Wed Sep 3 12:32:21 SGT 2014  
    Yellow Fever Vaccine, Nigeria

Yellow Fever Vaccine, Nigeria

Summary

Yellow Fever Vaccine, Nigeria @beautynigeria_com: Live attenuated yellow fever virus vaccine jab/shot/injection schedule, to vaccinate against the Yellow fever virus, to immunise against Yellow fever

Keywords: Yellow Fever Vaccine Nigeria, Nigeria Yellow Fever Vaccine, Yellow Fever Vaccine.

Description

The 17D vaccine, which is based on a live, attenuated viral strain, is the only commercially available yellow fever vaccine. It is given as a single subcutaneous (or intramuscular) injection. Yellow fever vaccine is highly effective (approaching 100%). All individuals aged 9 months or older and living in countries or areas at risk should receive yellow fever vaccine.

Precautions and contraindications

With the exception of very rare cases of vaccine-associated neurotropic and viscerotropic disease (see below), the 17D vaccine is generally considered to be safe. However, some vaccine recipients develop mild systemic reactions, including myalgia and headache. Contraindications include true allergy to egg protein, immunodeficiency (congenital or acquired) and symptomatic HIV infection (Chapter 9). There is a theoretical risk of harm to the fetus if the vaccine is given during pregnancy and vaccination of nursing mothers should be avoided because of the risk for the transmission of 17D virus to and encephalitis in the breast-fed infant.These risks must be weighed against the risk to the mother of remaining unvaccinated and travelling to an area where exposure to YFV may occur. In general, unvaccinated pregnant or nursing women should be advised not to travel to such areas.

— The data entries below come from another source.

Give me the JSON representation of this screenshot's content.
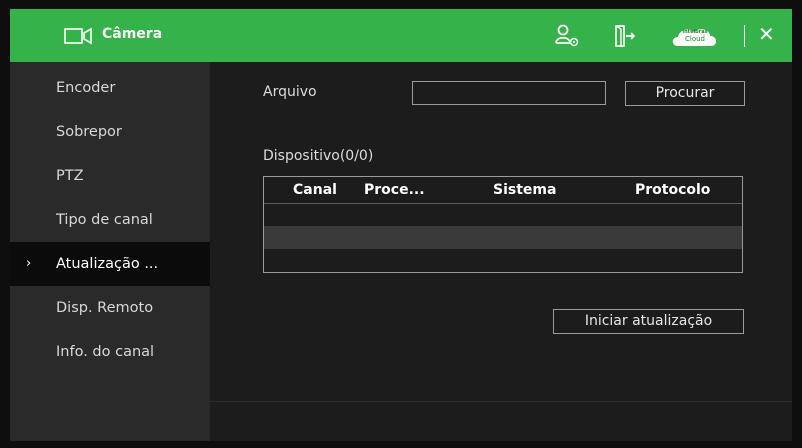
{
  "header": {
    "title": "Câmera",
    "icons": [
      "camera-icon",
      "user-settings-icon",
      "exit-icon",
      "cloud-icon",
      "close-icon"
    ],
    "cloud_badge": {
      "line1": "intelbras",
      "line2": "Cloud"
    },
    "close_symbol": "✕",
    "accent_color": "#35b24a"
  },
  "sidebar": {
    "items": [
      {
        "label": "Encoder"
      },
      {
        "label": "Sobrepor"
      },
      {
        "label": "PTZ"
      },
      {
        "label": "Tipo de canal"
      },
      {
        "label": "Atualização ...",
        "active": true,
        "marker": "›"
      },
      {
        "label": "Disp. Remoto"
      },
      {
        "label": "Info. do canal"
      }
    ]
  },
  "main": {
    "file_label": "Arquivo",
    "file_value": "",
    "browse_label": "Procurar",
    "device_label": "Dispositivo(0/0)",
    "table": {
      "columns": [
        "Canal",
        "Proce...",
        "Sistema",
        "Protocolo"
      ],
      "rows": []
    },
    "upgrade_label": "Iniciar atualização"
  }
}
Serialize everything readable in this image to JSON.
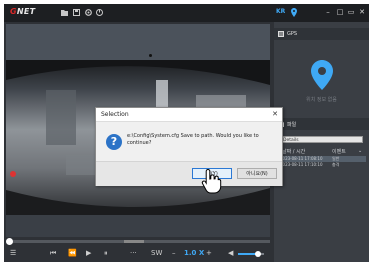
{
  "app": {
    "brand_prefix": "G",
    "brand_rest": "NET",
    "language_badge": "KR"
  },
  "colors": {
    "accent": "#3fa9f5",
    "brand_red": "#d62828",
    "dialog_icon_blue": "#2c73c7"
  },
  "titlebar": {
    "icons": [
      "folder-icon",
      "save-icon",
      "settings-icon",
      "config-icon"
    ],
    "window_controls": {
      "minimize": "–",
      "maximize": "□",
      "restore": "▭",
      "close": "✕"
    }
  },
  "player": {
    "speed": "1.0 X",
    "sw_label": "SW",
    "dots_label": "···",
    "volume_level": 0.75
  },
  "gps_panel": {
    "title": "GPS",
    "caption": "위치 정보 없음"
  },
  "file_panel": {
    "title": "파일",
    "search_value": "Details",
    "columns": {
      "date": "날짜 / 시간",
      "type": "이벤트"
    },
    "rows": [
      {
        "date": "2023-08-11 17:08:10",
        "type": "일반"
      },
      {
        "date": "2023-08-11 17:10:10",
        "type": "충격"
      }
    ]
  },
  "dialog": {
    "title": "Selection",
    "close": "✕",
    "message": "e:\\Config\\System.cfg Save to path. Would you like to continue?",
    "yes_label": "예(Y)",
    "no_label": "아니요(N)"
  }
}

Hypersensitivity reactions are rare, particularly anaphylactic reactions. However, the vaccine is produced in embryonated chicken eggs and is contraindicated in persons with a history of oral egg intolerance or strong allergic reactions to egg-based products.

Encephalitis has been reported as a rare event following vaccination, principally in infants under 6 months of age. As a result, the vaccine is contraindicated in infants under 6 months of age and is not recommended for those aged 6–8 months, except during epidemics when the risk of YFV transmission may be very high.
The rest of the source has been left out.